The second fear is of the undermining of the constitutional order of the US. The late Oxford political scientist Sam Finer in his magisterial 3 volume, The History of Government, summed up the legacy of the American revolution as embodied in the US constitution as “having shown how political power may be bridled; and it has stood for two centuries as the ultimate exercise in law-boundedness. This is a formidable achievement”. As the Hon. Douglas Ginsberg, Chief Judge, US Court of Appeals for the DC Circuit, explained in his paper for the MPS meeting, the major reason for this achievement is that the US has a written Constitution. “To be faithful to the written constitution a jurist must make it his goal to illuminate the meaning of the text as the Framers understood it”. Despite some exceptions this was the norm till the Great Depression and Roosevelt’s determination to pass his New Deal “put the Supreme Court’s commitment to the Constitution as written under severe stress, and it was then that the wheels began to come off ” with FDR’S threat to pack the court (though voted down by the Senate) hanging like the sword of Damocles over the Court’s “adherence to their announced understanding of the Constitution.”
Since then there has been an ongoing battle between progressive jurists who believe in a “living” (hence changeable) constitution and traditionalists who believe in fidelity to the written constitution.
This debate has been overtaken, argues Christopher Caldwell in an important book ( The Age of Entitlement, Simon and Schuster, 2020), by the Civil Rights Act of 1964, which rightly banned racial discrimination but created a vast enforcement mechanism to monitor nearly every aspect of American life for the proper racial balance, acting against racism “even if there was no evidence of racist intent.” Ordinary citizens were afraid to speak for fear of being called racist. “America had something it never had at the federal level.

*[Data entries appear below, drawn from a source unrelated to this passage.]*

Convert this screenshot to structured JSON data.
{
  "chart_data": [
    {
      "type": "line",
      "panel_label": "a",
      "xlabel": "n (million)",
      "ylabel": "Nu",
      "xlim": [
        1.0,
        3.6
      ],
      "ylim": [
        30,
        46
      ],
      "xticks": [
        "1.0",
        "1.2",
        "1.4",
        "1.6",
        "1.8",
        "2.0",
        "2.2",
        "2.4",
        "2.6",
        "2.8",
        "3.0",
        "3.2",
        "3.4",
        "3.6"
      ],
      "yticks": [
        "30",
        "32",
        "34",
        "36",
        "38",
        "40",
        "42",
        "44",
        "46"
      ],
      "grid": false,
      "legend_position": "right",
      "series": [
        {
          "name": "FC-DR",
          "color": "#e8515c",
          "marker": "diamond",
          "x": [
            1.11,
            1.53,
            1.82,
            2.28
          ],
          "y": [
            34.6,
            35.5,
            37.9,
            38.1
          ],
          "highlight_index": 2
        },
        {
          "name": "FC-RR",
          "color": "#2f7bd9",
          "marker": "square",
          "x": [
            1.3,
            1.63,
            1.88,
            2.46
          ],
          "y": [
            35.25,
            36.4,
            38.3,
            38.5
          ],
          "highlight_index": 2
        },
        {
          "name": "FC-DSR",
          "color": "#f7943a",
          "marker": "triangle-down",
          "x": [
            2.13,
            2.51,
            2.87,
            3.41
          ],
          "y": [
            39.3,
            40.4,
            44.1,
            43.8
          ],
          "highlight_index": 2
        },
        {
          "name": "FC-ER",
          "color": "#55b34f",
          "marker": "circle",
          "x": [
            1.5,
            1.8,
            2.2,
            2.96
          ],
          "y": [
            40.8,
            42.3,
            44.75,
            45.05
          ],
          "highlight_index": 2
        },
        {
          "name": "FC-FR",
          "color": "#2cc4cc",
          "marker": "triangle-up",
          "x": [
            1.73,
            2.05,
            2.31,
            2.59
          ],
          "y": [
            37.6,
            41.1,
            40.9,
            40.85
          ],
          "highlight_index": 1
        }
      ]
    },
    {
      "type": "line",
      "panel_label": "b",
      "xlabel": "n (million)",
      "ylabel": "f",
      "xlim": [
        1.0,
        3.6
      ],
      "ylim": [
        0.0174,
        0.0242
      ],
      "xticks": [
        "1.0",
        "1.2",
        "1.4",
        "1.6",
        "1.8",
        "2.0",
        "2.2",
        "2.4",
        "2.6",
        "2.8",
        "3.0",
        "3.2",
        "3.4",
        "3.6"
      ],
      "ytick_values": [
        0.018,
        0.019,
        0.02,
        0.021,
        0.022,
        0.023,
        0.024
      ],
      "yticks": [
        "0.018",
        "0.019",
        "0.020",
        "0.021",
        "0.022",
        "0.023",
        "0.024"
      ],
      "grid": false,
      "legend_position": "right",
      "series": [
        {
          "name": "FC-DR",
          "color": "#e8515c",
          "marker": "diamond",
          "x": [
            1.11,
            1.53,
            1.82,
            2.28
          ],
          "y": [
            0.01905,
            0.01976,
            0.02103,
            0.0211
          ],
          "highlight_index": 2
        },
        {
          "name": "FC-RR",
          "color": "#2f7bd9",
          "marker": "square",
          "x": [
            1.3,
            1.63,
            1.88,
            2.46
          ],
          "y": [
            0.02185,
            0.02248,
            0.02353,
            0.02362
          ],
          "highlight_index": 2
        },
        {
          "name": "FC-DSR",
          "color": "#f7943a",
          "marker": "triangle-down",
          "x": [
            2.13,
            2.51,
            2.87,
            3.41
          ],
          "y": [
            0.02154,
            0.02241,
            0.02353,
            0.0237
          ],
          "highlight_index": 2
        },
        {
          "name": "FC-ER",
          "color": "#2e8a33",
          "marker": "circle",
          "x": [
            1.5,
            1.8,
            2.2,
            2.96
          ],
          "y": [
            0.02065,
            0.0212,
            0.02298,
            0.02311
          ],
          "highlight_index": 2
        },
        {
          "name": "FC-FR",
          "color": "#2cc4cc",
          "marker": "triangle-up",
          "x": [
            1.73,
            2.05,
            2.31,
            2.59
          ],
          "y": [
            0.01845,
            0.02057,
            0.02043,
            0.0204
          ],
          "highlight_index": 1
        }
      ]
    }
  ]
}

Something the overwhelming majority of its citizens would never have approved, an explicit system of racial preference”.
This change in constitutional culture, argues Caldwell, was then extended to women’s rights, sexual preference and recently to gender identity. “The new system for overthrowing the traditions that hindered black people became the model for overthrowing every tradition in American life.” The civil rights revolution was not just a major new element in the Constitution. It was“a rival constitution, with which the original one was frequently incompatible”. The disagreement over the two constitutions “the de jure constitution of 1788 with all the traditional forms of jurisprudential legitimacy and centuries of American culture behind it, or the de facto constitution of 1964, which lacks this traditional kind of legitimacy but commands the near unanimous endorsement of judicial elites and civic educators and the passionate allegiance of those who received it as a liberation” will continue to polarise the polity. Who wins in these disputes —the traditional constitutionalist or the “woke” progressives will determine whether the West is now on another road to serfdom.